Алексей Плотников, к.ю.н. (международное право)
После оккупации Крыма в 2014 году, Россия, в нарушение требований статьи 64 Конвенции о защите гражданского населения во время войны 1949 [1], распространила на оккупированную территорию действие собственного уголовного законодательства и законодательства об административных правонарушениях. Это законодательство содержит понятие «экстремизм». Обвинения в экстремизме активно используются оккупационными де-факто «властями» для преследования несогласных, в частности крымских татар и украинцев, выступающих против оккупации, представителей религиозных общин, таких как Свидетели Иеговы и Хизбут-Тахрир и других лиц и групп, которых оккупанты считают нежелательными. Само существование в уголовном законодательстве России такого понятия как «экстремизм» можно считать маркером авторитарной сущности российской власти. В международном уголовном праве и уголовном праве демократических стран такое понятие отсутствует.
Общепризнанного определения понятия «экстремизм» не существует. Это понятие стали использовать в политическом и философском дискурсе в начале ХХ века для обозначения определенных крайних взглядов.
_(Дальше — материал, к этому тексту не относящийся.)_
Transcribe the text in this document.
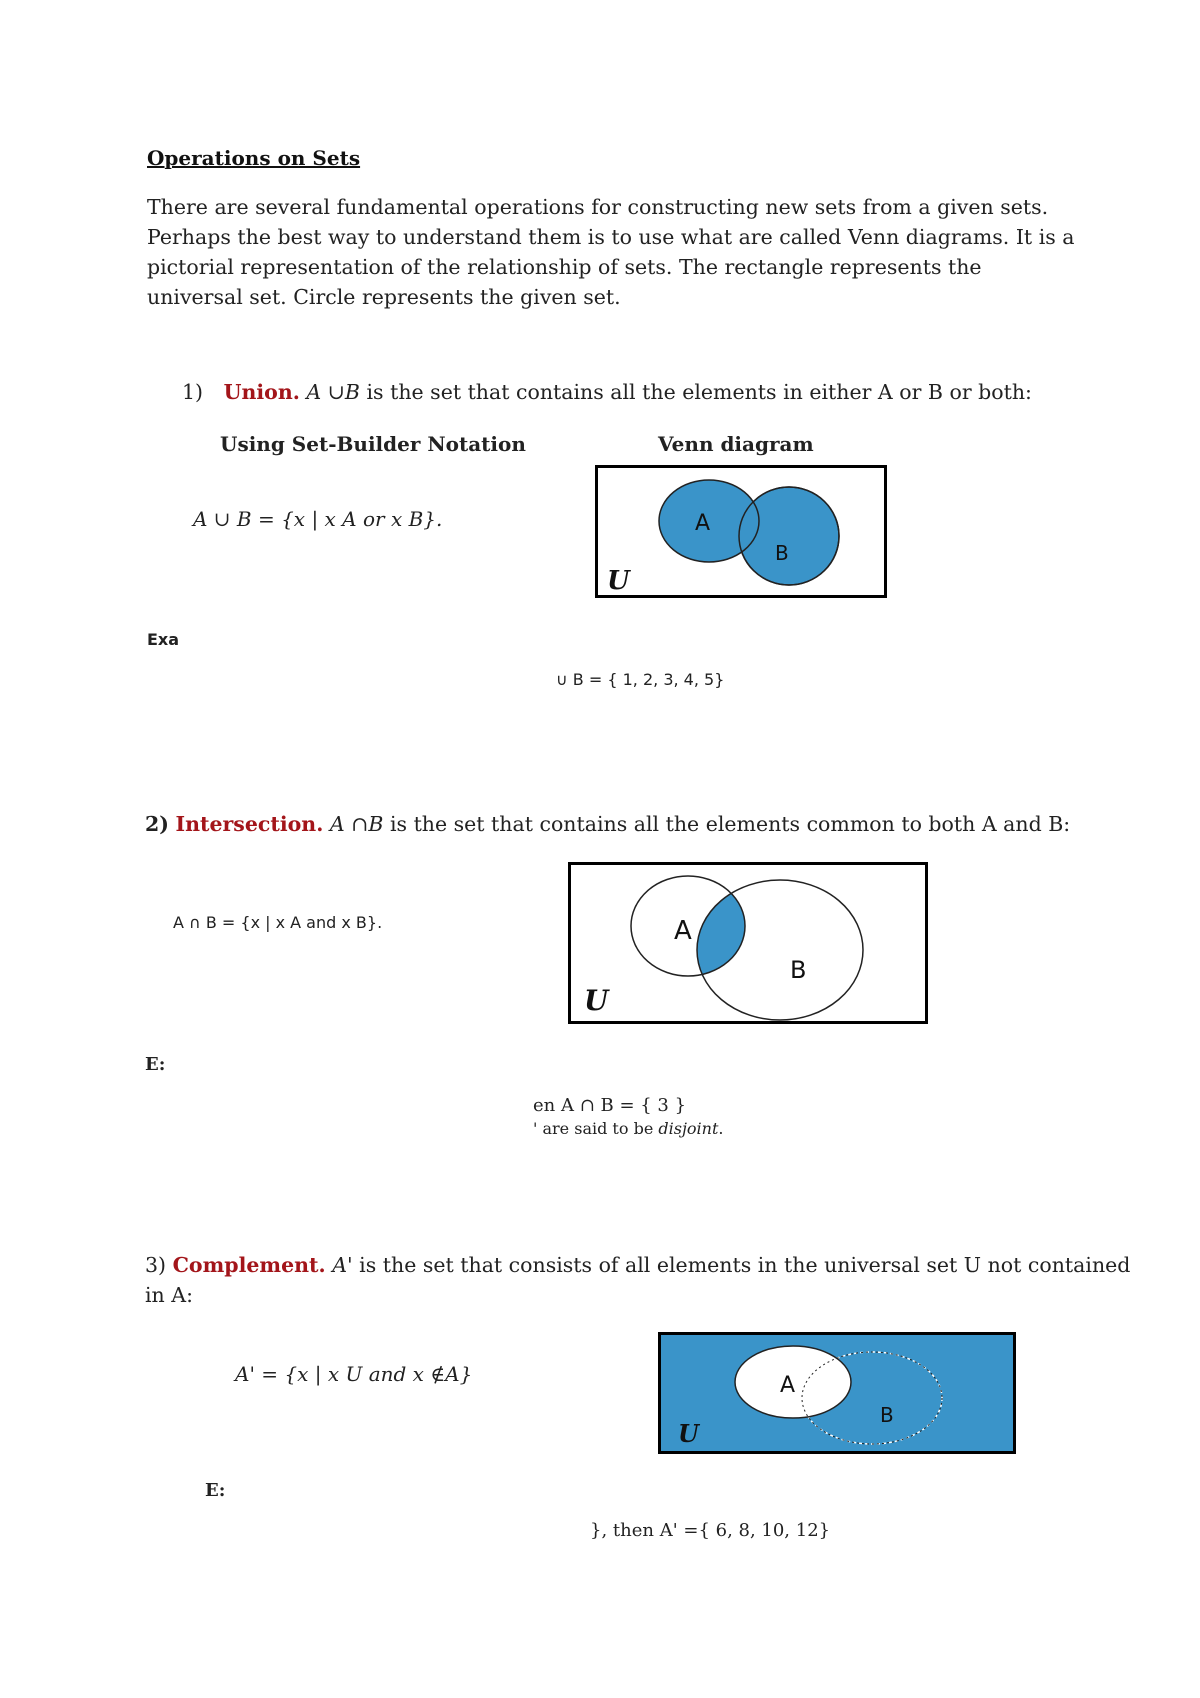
Operations on Sets
There are several fundamental operations for constructing new sets from a given sets. Perhaps the best way to understand them is to use what are called Venn diagrams. It is a pictorial representation of the relationship of sets. The rectangle represents the universal set. Circle represents the given set.
1) Union. A ∪B is the set that contains all the elements in either A or B or both:
Using Set-Builder Notation	Venn diagram
A ∪ B = {x | x A or x B}.	A
B
U
Exa
∪ B = { 1, 2, 3, 4, 5}
2) Intersection. A ∩B is the set that contains all the elements common to both A and B:
A ∩ B = {x | x A and x B}.	A
B
U
E:
en A ∩ B = { 3 }
' are said to be disjoint.
3) Complement. A' is the set that consists of all elements in the universal set U not contained
in A:
A' = {x | x U and x ∉A}	A
B
U
E:
}, then A' ={ 6, 8, 10, 12}
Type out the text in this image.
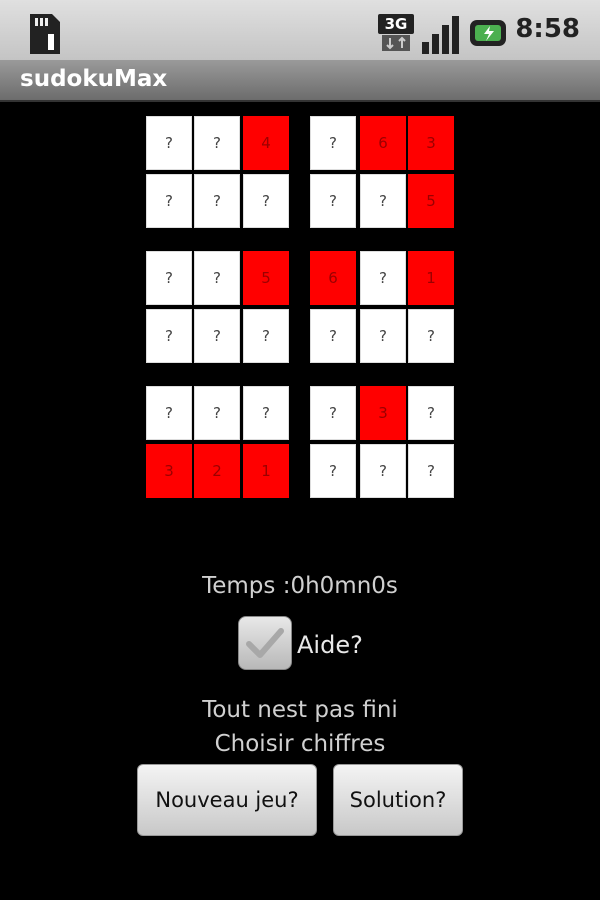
3G	8:58
sudokuMax
?	?	4
?	?	?
?	6	3
?	?	5
?	?	5
?	?	?
6	?	1
?	?	?
?	?	?
3	2	1
?	3	?
?	?	?
Temps :0h0mn0s
Aide?
Tout nest pas fini
Choisir chiffres
Nouveau jeu?	Solution?
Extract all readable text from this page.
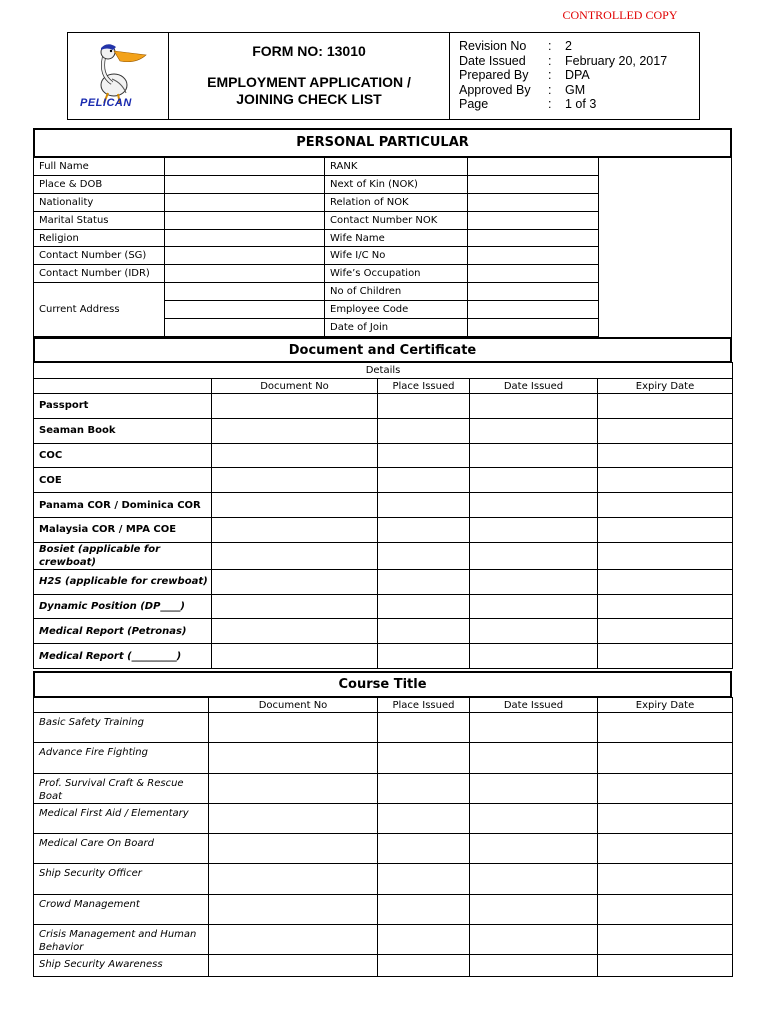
CONTROLLED COPY
PELICAN
FORM NO: 13010
EMPLOYMENT APPLICATION /
JOINING CHECK LIST
Revision No	:	2
Date Issued	:	February 20, 2017
Prepared By	:	DPA
Approved By	:	GM
Page	:	1 of 3
PERSONAL PARTICULAR
Full Name		RANK	
Place & DOB		Next of Kin (NOK)	
Nationality		Relation of NOK	
Marital Status		Contact Number NOK	
Religion		Wife Name	
Contact Number (SG)		Wife I/C No	
Contact Number (IDR)		Wife’s Occupation	
Current Address		No of Children	
		Employee Code	
		Date of Join	
Document and Certificate
Details				
	Document No	Place Issued	Date Issued	Expiry Date
Passport				
Seaman Book				
COC				
COE				
Panama COR / Dominica COR				
Malaysia COR / MPA COE				
Bosiet (applicable for crewboat)				
H2S (applicable for crewboat)				
Dynamic Position (DP____)				
Medical Report (Petronas)				
Medical Report (_________)				
Course Title
	Document No	Place Issued	Date Issued	Expiry Date
Basic Safety Training				
Advance Fire Fighting				
Prof. Survival Craft & Rescue Boat				
Medical First Aid / Elementary				
Medical Care On Board				
Ship Security Officer				
Crowd Management				
Crisis Management and Human Behavior				
Ship Security Awareness				
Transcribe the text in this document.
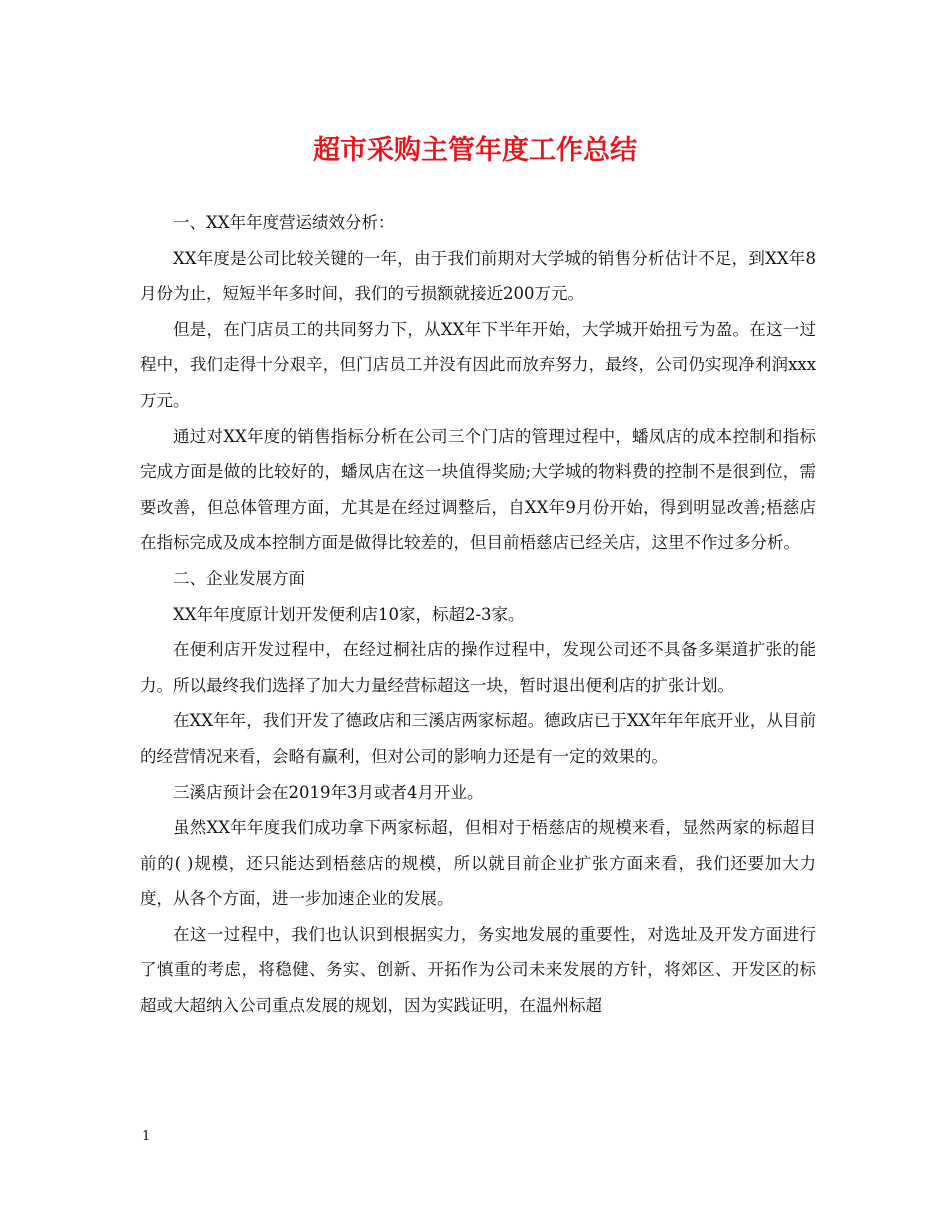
超市采购主管年度工作总结

一、XX年年度营运绩效分析：

XX年度是公司比较关键的一年，由于我们前期对大学城的销售分析估计不足，到XX年8月份为止，短短半年多时间，我们的亏损额就接近200万元。

但是，在门店员工的共同努力下，从XX年下半年开始，大学城开始扭亏为盈。在这一过程中，我们走得十分艰辛，但门店员工并没有因此而放弃努力，最终，公司仍实现净利润xxx万元。

通过对XX年度的销售指标分析在公司三个门店的管理过程中，蟠凤店的成本控制和指标完成方面是做的比较好的，蟠凤店在这一块值得奖励;大学城的物料费的控制不是很到位，需要改善，但总体管理方面，尤其是在经过调整后，自XX年9月份开始，得到明显改善;梧慈店在指标完成及成本控制方面是做得比较差的，但目前梧慈店已经关店，这里不作过多分析。

二、企业发展方面

XX年年度原计划开发便利店10家，标超2-3家。

在便利店开发过程中，在经过桐社店的操作过程中，发现公司还不具备多渠道扩张的能力。所以最终我们选择了加大力量经营标超这一块，暂时退出便利店的扩张计划。

在XX年年，我们开发了德政店和三溪店两家标超。德政店已于XX年年年底开业，从目前的经营情况来看，会略有赢利，但对公司的影响力还是有一定的效果的。

三溪店预计会在2019年3月或者4月开业。

虽然XX年年度我们成功拿下两家标超，但相对于梧慈店的规模来看，显然两家的标超目前的( )规模，还只能达到梧慈店的规模，所以就目前企业扩张方面来看，我们还要加大力度，从各个方面，进一步加速企业的发展。

在这一过程中，我们也认识到根据实力，务实地发展的重要性，对选址及开发方面进行了慎重的考虑，将稳健、务实、创新、开拓作为公司未来发展的方针，将郊区、开发区的标超或大超纳入公司重点发展的规划，因为实践证明，在温州标超

1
В современной западной философии встречается такое понятие как «моральный экстремизм», который видится как наличие столь интенсивных убеждений, что альтернативные точки зрения отбрасываются как враждебные, и любые меры для достижения целей оправдываются [2]. Экстремизм часто связывают с терроризмом, расизмом, ксенофобией, религиозной враждой, правым или левым политическим радикализмом [3]. Однако, это понятие остается политическим, а не юридическим.
Понятие «экстремизм», в принципе, знакомо международному праву. Впервые оно упоминается в Декларации о мерах по ликвидации международного терроризма, принятой Генеральной Ассамблеей ООН в 1994 году [4]. В преамбуле документа Ассамблея выразила озабоченность тем, что «во многих регионах мира все еще совершаются акты терроризма, в основе которых лежит нетерпимость или экстремизм». В резолюции Генеральной Ассамблеи ООН «Права человека и терроризм» 2003 года упоминаются вызовы, возникающие из-за религиозного или этнического экстремизма [5]. Однако использование такого термина является достаточно редким. Как правило, в декларативных документах ООН оперирует понятиями «расизм», «ксенофобия», «терроризм», «нетерпимость», но не термином «экстремизм».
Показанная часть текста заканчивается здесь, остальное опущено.